What else would you expect him to say? Not exactly what is actually found though is it?
> 8) Yes I saw that exchange on DII. That looks like
> an insurgence and cultural backlash which, again
> had to be squelshed. Djoser still struggled with
> the tail end of it...Famine Stela
> 9) I am beginning to look at the Serekh in a
> different light...it could be a conquest
> symbol...Horus cult over White Temple
> Culture....very much like this symbology
> 10) The 800 pound gorilla here...why isn't every
> ancient civilization--->pyramids advocate and
> their aunt jumping on the Meso-Theory you have
> rekindled here?
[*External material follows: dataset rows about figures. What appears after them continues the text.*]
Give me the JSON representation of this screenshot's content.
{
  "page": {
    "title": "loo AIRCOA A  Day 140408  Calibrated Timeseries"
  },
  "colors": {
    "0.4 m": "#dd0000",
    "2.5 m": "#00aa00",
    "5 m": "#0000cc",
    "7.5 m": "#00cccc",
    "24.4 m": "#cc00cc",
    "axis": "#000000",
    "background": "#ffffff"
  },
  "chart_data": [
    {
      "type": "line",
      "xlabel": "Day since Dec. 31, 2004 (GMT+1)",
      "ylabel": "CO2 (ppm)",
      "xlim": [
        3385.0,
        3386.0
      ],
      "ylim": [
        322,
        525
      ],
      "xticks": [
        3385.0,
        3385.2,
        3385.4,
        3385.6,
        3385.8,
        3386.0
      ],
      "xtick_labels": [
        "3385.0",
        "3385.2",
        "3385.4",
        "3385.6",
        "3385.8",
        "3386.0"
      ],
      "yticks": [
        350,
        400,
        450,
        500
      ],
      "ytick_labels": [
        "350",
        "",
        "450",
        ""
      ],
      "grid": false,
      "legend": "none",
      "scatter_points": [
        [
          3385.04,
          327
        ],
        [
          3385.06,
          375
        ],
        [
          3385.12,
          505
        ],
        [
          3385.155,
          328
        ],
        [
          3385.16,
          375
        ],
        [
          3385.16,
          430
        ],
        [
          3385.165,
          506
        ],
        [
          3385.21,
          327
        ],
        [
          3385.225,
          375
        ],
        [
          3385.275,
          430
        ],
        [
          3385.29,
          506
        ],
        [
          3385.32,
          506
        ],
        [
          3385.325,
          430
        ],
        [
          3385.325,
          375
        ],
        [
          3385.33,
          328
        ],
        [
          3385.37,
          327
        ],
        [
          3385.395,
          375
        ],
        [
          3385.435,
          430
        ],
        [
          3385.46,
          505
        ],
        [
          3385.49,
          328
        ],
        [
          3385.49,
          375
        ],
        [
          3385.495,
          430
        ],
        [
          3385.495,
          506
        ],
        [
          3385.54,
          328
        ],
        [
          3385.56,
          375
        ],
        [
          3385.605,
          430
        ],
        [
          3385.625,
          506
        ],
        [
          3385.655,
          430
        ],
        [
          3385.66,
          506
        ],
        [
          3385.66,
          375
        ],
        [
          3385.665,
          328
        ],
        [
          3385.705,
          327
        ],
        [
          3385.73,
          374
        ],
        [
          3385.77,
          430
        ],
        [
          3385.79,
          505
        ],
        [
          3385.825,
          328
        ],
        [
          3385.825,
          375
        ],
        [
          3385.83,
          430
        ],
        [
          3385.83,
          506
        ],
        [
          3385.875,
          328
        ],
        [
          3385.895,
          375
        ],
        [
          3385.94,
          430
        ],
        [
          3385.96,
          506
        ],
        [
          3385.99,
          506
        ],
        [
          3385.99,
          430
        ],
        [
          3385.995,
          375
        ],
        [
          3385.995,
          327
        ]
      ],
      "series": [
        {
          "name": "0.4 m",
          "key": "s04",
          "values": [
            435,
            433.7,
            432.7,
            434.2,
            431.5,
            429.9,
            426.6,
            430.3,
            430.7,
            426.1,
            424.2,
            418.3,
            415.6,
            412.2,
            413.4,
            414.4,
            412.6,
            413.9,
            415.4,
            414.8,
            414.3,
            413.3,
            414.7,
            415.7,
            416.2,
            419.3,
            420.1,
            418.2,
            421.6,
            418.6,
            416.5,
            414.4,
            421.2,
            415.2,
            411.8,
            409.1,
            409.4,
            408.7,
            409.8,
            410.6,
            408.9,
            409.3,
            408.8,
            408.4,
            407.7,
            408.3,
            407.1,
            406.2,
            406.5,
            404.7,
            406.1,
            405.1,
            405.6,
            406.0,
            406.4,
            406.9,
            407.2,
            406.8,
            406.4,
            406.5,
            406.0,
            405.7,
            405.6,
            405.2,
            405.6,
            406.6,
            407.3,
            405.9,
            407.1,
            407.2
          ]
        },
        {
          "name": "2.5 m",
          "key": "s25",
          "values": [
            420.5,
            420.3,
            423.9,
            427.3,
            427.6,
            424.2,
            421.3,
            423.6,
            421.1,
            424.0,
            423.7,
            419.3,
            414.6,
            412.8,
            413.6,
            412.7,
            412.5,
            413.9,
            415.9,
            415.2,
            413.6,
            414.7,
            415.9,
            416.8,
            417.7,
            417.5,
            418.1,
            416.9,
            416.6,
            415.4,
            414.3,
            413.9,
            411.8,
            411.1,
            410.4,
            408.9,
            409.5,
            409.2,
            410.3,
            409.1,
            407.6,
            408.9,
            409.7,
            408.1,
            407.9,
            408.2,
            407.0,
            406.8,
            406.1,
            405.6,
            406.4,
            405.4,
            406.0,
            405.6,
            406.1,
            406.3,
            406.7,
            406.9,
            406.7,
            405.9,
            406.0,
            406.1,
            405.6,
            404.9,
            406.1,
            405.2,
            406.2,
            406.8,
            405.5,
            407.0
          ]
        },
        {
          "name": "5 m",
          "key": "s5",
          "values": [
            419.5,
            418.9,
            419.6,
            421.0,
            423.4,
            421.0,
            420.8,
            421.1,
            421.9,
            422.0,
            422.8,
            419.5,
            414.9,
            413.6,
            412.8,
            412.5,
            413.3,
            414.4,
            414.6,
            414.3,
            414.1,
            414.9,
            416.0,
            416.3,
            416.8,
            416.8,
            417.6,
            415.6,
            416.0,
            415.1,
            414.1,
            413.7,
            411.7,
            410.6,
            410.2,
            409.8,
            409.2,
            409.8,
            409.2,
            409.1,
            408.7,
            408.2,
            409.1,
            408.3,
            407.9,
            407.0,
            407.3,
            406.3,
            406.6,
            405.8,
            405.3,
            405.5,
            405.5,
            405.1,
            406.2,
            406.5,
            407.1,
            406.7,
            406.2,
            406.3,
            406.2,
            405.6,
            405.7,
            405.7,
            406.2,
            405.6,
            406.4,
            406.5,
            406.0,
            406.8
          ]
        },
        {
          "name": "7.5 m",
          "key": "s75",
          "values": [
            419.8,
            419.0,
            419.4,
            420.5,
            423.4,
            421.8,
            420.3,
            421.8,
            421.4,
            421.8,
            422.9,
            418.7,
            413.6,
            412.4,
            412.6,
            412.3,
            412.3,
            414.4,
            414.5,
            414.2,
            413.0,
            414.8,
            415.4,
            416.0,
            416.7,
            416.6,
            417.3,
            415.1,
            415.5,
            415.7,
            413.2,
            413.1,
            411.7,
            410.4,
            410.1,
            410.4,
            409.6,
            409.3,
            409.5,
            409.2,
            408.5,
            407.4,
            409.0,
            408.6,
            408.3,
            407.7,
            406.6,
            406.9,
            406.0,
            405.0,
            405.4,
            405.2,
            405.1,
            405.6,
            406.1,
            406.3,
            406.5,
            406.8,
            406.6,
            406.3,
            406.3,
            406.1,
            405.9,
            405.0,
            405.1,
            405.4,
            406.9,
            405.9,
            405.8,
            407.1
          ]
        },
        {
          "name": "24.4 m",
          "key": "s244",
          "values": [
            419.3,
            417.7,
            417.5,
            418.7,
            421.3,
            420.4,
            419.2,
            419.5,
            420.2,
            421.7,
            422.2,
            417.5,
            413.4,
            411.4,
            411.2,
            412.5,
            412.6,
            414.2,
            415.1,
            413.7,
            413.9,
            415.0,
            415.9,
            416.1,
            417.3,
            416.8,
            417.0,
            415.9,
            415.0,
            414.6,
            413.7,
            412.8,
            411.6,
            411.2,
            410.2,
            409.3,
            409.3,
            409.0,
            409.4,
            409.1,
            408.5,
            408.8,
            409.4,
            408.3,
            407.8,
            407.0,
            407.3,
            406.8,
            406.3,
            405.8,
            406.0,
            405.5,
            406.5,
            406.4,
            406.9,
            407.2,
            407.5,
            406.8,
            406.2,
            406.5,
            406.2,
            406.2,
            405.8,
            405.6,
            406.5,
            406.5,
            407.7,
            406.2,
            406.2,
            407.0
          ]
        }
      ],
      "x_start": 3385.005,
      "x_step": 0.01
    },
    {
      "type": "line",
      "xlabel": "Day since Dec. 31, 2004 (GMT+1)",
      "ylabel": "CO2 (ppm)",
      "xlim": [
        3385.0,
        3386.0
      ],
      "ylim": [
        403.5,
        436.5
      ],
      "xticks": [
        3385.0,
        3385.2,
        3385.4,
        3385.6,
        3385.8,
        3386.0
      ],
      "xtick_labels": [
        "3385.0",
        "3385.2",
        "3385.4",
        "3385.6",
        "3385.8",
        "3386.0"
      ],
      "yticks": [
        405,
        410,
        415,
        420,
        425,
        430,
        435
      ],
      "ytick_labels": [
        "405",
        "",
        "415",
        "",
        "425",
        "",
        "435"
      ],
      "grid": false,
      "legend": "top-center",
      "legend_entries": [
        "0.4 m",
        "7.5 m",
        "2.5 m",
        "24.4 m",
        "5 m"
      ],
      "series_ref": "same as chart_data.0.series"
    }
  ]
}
This is vastly more plausible than
> Nazca, Atlantis, Indonesia, Aliens, etc
> etc.....where is Graham Hancock on this?
All roads lead though Mesopotamia, even the roads to "lost civilizations".
> I don't
> get it. Everyone is screaming for pre-ancient tech
> and here you have a civilization which built
> pyramids and temples and married into Delta folks.
> It doesn't get easier than that!
Yup. And it does not end there.
> A puff of air into your sail
> Memphis = White Wall long before Narmer!
Yes, this is interesting though I take it with provisions. The truth of the matter is that we really have no idea who ruled when during this time so putting such absolute chronology on these finds I think is premature.
> Oldest example of your Serekh so far if you
> discount Qustul L24.
I do discount it, but the serekh shown here is attributed to Djer, the presumed 3rd Pharaoh of the 1st Dynasty, of which there are many examples of serekhs prior to this time.
Edited 2 time(s). Last edit at 22-Nov-16 18:50 by Thanos5150.